Where to see it right now: Stream on Amazon Prime; rent on iTunes, Amazon, and VUDU
Watch the trailer

faces places agnes varda
Cohen Media Group

Faces Places

Directors: Agnès Varda (The Gleaners and IEllis)
Why it's great: Agnès Varda is such a delightful little woman, charming every moment of this whimsical collaboration whether she’s jauntily chatting with strangers or expressing heartache about an old friend or her deteriorating eyesight. She and famed photographer JR, 55 years her junior, embark together on an art project field trip, snapping portraits of people in villages and on farms and in factories, then plastering giant prints of these works on building walls. Faces on facades. Varda and JR look like a mismatched pair, yet their loving respect for each other gives them terrific chemistry, making them the duo of the year, regardless of whether their endeavors are as interesting as they are.
Where to see it right now: In theaters
Watch the trailer

icarus netflix documentary
Netflix

Icarus

Directors: Bryan Fogel (Jewtopia)
Why it’s great: Fascinated by doping scandals and Lance Armstrong's fall from grace, Fogel, a playwright and amateur cyclist, fell deeper into the chemical trend than he could have possibly imagined after connecting with Dr.

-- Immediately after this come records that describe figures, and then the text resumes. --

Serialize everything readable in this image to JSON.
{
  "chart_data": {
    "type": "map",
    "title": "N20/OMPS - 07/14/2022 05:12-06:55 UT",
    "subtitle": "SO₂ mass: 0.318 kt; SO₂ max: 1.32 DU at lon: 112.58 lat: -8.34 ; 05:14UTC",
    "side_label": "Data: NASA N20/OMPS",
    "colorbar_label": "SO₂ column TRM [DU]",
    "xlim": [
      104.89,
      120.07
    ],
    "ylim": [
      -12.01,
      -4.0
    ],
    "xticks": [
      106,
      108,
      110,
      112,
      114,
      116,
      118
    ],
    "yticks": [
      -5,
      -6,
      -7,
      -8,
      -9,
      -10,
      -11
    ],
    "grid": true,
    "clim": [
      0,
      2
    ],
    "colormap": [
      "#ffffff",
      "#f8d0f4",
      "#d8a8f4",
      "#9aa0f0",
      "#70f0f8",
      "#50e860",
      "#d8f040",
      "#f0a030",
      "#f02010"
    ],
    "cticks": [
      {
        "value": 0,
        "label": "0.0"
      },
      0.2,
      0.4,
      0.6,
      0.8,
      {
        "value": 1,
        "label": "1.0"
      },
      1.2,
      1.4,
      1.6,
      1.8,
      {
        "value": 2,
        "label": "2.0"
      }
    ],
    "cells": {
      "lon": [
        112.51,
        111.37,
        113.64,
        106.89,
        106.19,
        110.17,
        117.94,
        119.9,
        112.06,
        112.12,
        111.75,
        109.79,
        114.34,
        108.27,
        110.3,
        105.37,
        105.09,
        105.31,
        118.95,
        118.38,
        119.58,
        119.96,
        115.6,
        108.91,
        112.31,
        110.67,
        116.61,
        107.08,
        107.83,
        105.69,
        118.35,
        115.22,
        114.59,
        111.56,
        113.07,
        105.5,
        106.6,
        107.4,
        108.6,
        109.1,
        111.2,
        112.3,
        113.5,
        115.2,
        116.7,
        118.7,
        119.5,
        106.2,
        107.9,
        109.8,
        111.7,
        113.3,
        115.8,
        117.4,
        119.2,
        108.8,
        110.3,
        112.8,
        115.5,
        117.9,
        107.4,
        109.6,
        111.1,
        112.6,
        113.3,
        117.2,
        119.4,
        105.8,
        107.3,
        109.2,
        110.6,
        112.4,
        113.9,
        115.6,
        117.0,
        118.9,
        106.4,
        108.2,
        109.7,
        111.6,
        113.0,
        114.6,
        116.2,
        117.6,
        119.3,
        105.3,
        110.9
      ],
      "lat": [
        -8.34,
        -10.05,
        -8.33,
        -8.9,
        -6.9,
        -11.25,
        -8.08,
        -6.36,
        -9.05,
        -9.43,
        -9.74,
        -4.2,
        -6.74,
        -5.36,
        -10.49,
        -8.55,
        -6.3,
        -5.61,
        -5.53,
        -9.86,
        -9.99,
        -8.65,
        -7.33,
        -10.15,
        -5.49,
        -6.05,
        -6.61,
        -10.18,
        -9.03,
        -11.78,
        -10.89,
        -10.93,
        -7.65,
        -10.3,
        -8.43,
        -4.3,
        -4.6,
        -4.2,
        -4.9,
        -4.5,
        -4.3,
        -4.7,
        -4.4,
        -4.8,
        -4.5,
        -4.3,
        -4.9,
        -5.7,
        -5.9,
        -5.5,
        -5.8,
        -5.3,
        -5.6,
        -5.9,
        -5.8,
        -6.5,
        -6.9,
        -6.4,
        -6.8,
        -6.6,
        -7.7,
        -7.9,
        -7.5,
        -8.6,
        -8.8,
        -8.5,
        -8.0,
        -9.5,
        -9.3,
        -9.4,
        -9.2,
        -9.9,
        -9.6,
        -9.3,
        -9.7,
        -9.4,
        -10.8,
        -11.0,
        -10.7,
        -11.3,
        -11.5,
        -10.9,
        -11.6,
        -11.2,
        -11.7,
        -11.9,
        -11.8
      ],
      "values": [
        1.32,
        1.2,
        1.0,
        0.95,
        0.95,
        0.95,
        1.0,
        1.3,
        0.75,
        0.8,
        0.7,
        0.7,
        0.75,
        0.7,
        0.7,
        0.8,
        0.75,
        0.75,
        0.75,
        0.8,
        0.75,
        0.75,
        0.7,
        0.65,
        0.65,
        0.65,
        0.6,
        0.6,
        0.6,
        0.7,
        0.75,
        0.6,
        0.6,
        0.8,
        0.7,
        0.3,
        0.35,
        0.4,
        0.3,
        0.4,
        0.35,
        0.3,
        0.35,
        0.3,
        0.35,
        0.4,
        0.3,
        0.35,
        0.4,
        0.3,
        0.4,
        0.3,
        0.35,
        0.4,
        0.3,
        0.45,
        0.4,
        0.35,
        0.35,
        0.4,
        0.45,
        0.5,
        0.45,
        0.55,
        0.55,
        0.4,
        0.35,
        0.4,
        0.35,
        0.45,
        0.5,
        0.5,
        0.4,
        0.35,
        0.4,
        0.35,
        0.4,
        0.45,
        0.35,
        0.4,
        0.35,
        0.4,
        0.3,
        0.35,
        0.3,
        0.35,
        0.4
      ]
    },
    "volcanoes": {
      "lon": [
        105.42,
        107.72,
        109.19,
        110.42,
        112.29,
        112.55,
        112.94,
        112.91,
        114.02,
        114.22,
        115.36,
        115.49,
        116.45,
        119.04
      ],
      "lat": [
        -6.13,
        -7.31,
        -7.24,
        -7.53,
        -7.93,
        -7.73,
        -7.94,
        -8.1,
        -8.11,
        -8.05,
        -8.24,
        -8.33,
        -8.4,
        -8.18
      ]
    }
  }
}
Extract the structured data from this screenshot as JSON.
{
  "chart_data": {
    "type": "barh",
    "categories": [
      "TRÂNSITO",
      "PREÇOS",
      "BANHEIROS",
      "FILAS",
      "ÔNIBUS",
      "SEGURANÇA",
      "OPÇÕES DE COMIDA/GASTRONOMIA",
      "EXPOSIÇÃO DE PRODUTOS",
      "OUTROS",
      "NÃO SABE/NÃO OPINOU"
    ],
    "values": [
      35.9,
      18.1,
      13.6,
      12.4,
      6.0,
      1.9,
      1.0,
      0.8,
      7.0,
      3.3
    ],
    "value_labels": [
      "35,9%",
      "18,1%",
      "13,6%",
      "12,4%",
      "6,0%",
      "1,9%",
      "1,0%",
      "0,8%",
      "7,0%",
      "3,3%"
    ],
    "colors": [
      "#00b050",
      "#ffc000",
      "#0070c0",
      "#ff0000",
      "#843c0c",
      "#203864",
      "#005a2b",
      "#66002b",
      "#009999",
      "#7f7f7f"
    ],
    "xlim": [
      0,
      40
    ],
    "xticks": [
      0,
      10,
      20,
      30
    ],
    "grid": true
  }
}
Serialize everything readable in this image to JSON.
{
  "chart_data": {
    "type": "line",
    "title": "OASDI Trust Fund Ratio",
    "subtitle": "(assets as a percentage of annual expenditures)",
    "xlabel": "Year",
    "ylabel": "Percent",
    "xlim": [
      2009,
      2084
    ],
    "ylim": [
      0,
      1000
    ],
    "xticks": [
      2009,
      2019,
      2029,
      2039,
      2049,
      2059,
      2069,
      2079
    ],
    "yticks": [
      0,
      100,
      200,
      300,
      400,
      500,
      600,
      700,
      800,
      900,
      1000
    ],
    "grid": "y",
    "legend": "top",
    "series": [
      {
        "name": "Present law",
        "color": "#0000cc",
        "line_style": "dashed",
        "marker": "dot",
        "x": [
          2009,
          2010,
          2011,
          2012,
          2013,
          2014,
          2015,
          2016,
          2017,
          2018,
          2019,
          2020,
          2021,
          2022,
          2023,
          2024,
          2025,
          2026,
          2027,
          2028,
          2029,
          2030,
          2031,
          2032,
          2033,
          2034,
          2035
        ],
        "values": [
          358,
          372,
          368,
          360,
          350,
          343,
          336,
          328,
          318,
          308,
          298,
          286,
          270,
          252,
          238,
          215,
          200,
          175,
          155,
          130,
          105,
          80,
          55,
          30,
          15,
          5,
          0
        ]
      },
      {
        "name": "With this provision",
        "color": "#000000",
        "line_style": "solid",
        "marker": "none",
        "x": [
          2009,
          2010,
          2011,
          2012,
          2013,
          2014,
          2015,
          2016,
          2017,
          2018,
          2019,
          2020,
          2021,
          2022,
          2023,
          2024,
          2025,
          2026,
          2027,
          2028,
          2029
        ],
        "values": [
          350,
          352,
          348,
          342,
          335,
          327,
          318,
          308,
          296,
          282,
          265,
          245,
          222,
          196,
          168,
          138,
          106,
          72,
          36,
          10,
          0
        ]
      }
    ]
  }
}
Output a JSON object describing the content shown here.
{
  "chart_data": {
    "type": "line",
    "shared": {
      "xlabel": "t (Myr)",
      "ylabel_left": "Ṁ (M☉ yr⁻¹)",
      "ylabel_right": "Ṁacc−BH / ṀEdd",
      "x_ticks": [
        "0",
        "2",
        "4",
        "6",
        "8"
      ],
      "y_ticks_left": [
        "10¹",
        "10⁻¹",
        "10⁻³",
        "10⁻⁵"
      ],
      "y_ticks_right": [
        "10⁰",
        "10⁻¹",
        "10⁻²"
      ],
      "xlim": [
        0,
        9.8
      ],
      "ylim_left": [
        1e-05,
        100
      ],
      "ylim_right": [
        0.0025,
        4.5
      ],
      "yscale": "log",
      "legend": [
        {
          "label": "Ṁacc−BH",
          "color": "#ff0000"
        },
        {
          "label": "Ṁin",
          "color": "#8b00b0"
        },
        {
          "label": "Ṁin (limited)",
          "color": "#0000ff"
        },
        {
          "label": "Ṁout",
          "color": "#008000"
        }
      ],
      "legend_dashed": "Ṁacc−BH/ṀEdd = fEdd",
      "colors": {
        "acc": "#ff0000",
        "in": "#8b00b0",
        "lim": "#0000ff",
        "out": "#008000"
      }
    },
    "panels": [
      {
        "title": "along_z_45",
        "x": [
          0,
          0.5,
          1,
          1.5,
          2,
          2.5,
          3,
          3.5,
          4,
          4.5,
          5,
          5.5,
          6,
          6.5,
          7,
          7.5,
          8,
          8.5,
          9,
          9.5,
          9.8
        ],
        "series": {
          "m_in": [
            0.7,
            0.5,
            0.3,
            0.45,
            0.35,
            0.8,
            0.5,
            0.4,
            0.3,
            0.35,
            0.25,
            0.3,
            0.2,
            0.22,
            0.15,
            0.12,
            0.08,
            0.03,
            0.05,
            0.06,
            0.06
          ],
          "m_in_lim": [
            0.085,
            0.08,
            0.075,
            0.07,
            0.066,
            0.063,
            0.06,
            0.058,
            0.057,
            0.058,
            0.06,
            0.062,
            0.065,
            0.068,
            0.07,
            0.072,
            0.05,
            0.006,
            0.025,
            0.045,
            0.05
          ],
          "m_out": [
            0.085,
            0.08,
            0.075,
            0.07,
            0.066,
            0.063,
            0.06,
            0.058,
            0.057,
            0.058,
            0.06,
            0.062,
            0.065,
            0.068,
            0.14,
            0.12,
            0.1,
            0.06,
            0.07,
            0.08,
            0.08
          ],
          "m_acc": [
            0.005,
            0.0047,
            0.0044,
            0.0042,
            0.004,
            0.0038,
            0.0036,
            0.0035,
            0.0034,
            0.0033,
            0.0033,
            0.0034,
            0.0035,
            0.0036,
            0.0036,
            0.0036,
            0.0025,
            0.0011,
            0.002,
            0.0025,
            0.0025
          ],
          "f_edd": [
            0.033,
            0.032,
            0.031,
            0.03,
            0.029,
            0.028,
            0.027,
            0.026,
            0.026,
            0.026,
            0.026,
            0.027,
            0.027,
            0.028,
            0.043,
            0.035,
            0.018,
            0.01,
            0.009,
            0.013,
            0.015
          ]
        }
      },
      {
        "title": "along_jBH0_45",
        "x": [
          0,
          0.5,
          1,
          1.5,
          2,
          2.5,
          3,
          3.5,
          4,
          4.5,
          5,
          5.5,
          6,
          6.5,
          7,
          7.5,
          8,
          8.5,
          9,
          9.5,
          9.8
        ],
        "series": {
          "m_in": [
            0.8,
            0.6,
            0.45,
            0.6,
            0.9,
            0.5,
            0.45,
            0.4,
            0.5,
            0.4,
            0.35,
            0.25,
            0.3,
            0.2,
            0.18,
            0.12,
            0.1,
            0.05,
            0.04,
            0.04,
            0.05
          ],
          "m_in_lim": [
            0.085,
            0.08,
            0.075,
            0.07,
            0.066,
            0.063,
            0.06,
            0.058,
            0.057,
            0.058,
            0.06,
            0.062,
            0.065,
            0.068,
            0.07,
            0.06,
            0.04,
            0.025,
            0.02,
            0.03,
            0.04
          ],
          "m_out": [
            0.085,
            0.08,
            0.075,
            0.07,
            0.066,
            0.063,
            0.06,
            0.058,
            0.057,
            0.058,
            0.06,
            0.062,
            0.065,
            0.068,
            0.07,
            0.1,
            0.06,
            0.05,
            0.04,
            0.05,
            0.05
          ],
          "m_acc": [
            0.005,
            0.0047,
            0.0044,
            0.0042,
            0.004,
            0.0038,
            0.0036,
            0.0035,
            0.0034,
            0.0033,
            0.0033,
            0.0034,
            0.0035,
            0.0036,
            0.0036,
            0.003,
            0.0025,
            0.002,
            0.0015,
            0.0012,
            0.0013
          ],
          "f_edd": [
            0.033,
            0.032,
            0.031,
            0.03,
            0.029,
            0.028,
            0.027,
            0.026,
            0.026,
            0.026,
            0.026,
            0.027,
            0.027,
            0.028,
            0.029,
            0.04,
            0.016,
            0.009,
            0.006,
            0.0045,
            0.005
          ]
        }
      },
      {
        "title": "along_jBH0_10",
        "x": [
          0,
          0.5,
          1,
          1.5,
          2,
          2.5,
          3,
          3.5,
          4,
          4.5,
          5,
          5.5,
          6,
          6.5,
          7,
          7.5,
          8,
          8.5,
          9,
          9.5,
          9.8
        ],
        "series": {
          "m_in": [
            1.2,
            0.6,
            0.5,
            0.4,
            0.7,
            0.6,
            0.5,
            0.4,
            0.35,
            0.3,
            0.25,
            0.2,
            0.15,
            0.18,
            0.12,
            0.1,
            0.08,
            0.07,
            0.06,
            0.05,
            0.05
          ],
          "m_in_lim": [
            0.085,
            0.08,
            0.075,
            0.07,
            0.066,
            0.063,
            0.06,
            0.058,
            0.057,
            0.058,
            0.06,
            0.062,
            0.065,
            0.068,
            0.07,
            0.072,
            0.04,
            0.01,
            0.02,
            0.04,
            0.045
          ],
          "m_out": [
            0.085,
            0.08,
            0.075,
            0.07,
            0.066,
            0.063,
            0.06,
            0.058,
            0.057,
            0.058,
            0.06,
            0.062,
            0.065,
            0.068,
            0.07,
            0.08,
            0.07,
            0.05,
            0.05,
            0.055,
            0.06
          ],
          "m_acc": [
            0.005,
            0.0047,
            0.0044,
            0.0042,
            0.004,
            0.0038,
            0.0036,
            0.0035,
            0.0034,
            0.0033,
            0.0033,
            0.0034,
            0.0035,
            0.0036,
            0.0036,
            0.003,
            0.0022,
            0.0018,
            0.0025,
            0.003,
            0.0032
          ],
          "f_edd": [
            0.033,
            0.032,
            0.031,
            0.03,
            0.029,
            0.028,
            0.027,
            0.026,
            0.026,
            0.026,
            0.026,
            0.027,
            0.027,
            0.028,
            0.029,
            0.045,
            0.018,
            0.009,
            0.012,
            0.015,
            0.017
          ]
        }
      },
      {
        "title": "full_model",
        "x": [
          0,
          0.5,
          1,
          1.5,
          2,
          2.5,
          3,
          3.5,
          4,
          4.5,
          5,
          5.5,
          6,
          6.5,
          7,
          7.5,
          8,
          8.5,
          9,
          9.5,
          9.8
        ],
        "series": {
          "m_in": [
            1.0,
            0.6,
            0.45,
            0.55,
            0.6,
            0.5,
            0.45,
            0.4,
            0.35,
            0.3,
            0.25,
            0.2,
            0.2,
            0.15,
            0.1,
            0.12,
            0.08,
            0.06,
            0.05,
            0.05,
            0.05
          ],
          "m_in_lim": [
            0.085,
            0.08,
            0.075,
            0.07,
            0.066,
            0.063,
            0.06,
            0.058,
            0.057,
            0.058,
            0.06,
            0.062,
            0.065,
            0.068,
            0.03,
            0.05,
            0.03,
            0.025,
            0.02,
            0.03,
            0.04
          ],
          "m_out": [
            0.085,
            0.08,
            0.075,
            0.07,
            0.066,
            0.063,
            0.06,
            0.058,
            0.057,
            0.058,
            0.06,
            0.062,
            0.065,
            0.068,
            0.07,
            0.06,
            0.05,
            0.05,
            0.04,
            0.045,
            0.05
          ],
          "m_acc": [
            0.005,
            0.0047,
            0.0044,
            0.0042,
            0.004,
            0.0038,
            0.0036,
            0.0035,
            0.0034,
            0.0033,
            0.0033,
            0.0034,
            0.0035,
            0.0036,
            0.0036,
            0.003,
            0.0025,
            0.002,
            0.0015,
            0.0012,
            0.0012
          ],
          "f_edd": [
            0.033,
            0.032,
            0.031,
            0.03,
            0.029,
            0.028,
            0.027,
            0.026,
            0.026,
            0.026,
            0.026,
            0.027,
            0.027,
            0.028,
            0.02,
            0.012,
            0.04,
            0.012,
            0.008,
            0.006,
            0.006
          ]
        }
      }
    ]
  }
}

Grigory Rodchenkov, who would reveal himself to be the director of the Russian laboratory in charge of aiding Olympic athletes. Icarus traces a line through a history of doping and Rodchenkov's whistleblowing, which ignited fury in Russia and turned him into a political target. Fogel's film is the rare science-minded doc that also plays like a Tom Clancy thriller.
Where to see it right now: Stream on Netflix
Watch the trailer

last men in aleppo documentary
Grasshopper Films

Last Men in Aleppo

Director: Firas Fayyad, Steen Johannessen, and Hasan Katan
Why it's great: We got a tease of the Syrian Civil Defence with the Oscar-winning short documentary film The White Helmets, but this feature-length showcase of the unbelievably courageous rescue workers provides a whole other experience, one that is almost overwhelming in its footage of death and destruction and also recovery. Not only does the film spotlight three of the brave White Helmets digging and saving and avoiding bombs themselves, but the filmmakers -- including directors Fayyad and Katan and cinematographers Fadi al-Halabi, Thaher Mohamad and others -- who capture the SCD’s stories deserve extra praise just for embedding and endangering their own lives to produce such a display of heroism and smuggle it out to be edited by their co-director, Johannessen, in Europe.
Where to see it: Stream on Netflix
Watch the trailer

strong island netflix
Netflix

Strong Island

Director: Yance Ford
Why it’s great: First-time director Yance Ford takes a first-person approach to documenting the case of his brother’s murder in this emotionally gut-wrenching film memoir. It’s a true-crime doc, but it’s also an autobiographical family portrait -- Ford’s main interview subjects are himself and his mother. It's one of the more intimate profiles of a senselessly terminated black life, arriving at a time when many similar stories have entered the current social discourse. We obviously don’t get to meet William Ford, but we get to know the man before he was killed over a dispute about auto repairs. The film feels handmade in a tactile sense, as archival photographs are shared manually on screen, and Ford centers himself so close up that you can almost touch his tears.